RECIPE: Sweet Potato and Red Pepper Jambalaya | #ThisGirlEats

Serves: 2
How much does it cost? This cost me less than £1 per person.
What are the benefits? This recipe provides at least two of your five a day, is full of fibre and a great vegan meal.


Apparently, I’m going through a “rice phase”. Since discovering how cheap it can be, how long it lasts and how versatile it is, I’ve realised it’s the perfect ingredient for creating a bunch of budget meals, so a lot of my recent recipes have been bulked out with brown rice. I think the other people in my house are getting a little sick of it, actually… 🍚

But who cares when you can make brilliant dishes like this with it?! Jambalaya is something I wasn’t all that familiar with if I’m honest, but my limited experiences with it have always been amazing. The flavours, textures, sights and smells of this gloriously exciting meal are a real pleasure, and I enjoyed experimenting with different jambalaya recipes until eventually coming up with my own take on it.

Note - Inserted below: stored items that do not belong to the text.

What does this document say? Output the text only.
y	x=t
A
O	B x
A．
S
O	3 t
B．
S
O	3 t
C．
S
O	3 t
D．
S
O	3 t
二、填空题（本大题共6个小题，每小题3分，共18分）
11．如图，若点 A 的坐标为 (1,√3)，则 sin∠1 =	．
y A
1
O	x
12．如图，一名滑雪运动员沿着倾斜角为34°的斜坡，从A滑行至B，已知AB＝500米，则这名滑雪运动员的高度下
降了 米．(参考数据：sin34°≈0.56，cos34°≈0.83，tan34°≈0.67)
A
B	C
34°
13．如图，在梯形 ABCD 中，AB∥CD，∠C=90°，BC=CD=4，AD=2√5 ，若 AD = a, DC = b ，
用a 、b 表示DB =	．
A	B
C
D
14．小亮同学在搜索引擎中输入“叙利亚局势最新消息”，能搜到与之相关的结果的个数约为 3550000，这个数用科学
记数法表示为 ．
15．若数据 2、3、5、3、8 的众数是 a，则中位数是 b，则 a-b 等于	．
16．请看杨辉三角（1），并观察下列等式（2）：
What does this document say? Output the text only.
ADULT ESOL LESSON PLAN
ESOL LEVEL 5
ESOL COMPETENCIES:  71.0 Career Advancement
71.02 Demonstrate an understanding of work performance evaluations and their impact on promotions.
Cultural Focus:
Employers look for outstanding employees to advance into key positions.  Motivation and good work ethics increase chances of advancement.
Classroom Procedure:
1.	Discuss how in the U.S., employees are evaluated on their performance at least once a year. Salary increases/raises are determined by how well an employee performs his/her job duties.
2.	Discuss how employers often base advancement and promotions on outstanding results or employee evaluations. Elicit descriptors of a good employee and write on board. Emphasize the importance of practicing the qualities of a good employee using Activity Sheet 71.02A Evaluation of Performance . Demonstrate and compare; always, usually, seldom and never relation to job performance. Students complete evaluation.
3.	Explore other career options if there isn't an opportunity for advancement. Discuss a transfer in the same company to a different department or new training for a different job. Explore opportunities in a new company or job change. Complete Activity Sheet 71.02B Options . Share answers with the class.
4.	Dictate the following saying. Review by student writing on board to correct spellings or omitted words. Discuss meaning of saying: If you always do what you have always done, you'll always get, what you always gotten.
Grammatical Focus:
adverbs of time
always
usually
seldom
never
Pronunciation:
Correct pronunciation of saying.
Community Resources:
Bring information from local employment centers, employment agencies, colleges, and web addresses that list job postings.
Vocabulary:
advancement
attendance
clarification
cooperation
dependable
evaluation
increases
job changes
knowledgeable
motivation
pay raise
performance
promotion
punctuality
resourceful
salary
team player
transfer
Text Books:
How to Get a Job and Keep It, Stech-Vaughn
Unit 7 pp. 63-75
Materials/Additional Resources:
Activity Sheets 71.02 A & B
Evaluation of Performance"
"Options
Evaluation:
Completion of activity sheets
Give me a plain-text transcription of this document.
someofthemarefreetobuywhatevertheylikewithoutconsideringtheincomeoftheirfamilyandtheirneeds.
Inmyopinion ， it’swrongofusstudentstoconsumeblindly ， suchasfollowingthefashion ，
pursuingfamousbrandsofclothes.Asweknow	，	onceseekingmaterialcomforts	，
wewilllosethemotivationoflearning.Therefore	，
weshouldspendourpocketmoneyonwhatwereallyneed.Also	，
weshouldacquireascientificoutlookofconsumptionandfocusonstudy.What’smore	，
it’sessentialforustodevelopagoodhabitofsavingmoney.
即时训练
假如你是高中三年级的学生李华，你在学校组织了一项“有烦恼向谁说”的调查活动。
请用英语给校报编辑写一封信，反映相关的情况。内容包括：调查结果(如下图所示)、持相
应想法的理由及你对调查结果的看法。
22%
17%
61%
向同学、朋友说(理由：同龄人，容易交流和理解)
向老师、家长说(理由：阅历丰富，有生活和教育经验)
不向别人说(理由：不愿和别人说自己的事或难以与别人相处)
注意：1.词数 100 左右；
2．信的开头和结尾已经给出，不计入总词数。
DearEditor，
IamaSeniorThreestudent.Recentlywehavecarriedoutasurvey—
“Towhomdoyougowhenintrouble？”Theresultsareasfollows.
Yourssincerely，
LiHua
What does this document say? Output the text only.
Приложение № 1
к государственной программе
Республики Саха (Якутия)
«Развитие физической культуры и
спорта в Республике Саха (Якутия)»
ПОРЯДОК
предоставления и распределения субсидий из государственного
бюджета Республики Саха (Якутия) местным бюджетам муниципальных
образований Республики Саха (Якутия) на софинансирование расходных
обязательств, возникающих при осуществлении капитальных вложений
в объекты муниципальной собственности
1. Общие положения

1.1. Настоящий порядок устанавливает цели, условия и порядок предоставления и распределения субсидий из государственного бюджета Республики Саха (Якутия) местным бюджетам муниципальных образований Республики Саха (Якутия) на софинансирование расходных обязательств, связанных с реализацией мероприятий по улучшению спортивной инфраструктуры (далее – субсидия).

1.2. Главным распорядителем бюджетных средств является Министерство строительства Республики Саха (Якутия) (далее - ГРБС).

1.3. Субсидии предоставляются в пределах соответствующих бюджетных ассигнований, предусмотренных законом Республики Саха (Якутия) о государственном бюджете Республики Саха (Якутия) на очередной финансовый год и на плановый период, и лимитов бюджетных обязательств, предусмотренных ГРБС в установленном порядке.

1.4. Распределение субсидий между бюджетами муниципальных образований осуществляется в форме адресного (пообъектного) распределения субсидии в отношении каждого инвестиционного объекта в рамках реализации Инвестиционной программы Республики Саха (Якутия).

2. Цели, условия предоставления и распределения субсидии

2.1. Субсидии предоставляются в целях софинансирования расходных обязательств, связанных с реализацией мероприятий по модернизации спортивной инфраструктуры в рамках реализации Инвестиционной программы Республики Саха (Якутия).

This meal is really great if you’re trying eat more healthily – there’s no dairy, barely any fat, very little sugar… basically, it’s just rice and vegetables! Sweet potatoes and brown rice are excellent ways of getting energy into your system without the sugar rush and inevitable crash of processed carbs. On top of that, you’ve got Vitamin C from the onion and pepper, fibre from the sweetcorn and antioxidants from the chopped tomatoes – who says nothing good can come from a tin?!


INGREDIENTS
2 Medium Sweet Potatoes, Chopped
1 Red Bell Pepper, Sliced
1/2 Cup of Frozen or Fresh Sweetcorn
1 Large Onion, Chopped
1 Mug of Vegetable Stock
1 Tin of Chopped Tomatoes
140g Brown Rice

SEASONING
There’s a really lovely, mild spice to this recipe, and it’s very rich in warm flavours but still fresh and not too heavy. This balance comes from using just the right seasoning; dried garlic flakes are added at first with the sweet potatoes, while paprika, cumin, dried chilli flakes, dried basil, pepper and salt (or onion salt, if you’ve got it) go in with the stock, tomatoes, etc..


So, this is how I did it…

1. Heat a large pan or stove-top dish and throw in the sweet potato, onion and garlic and fry on a medium heat for around 10 minutes, but make sure the potato doesn’t stick to the bottom – keep stirring! 🥄

2. Once the onion has softened, add the red pepper, stock, chopped tomatoes, spices and rice. Simmer on a medium heat (and cover if possible!) for 30 minutes. Check on the rice – if it’s still crunchy, it needs more time! If your rice takes a while to cook you may need to add a little more liquid so it doesn’t dry up.

3. For the final 5 minutes of cooking, add the sweetcorn and stir through so all flavours are well-combined.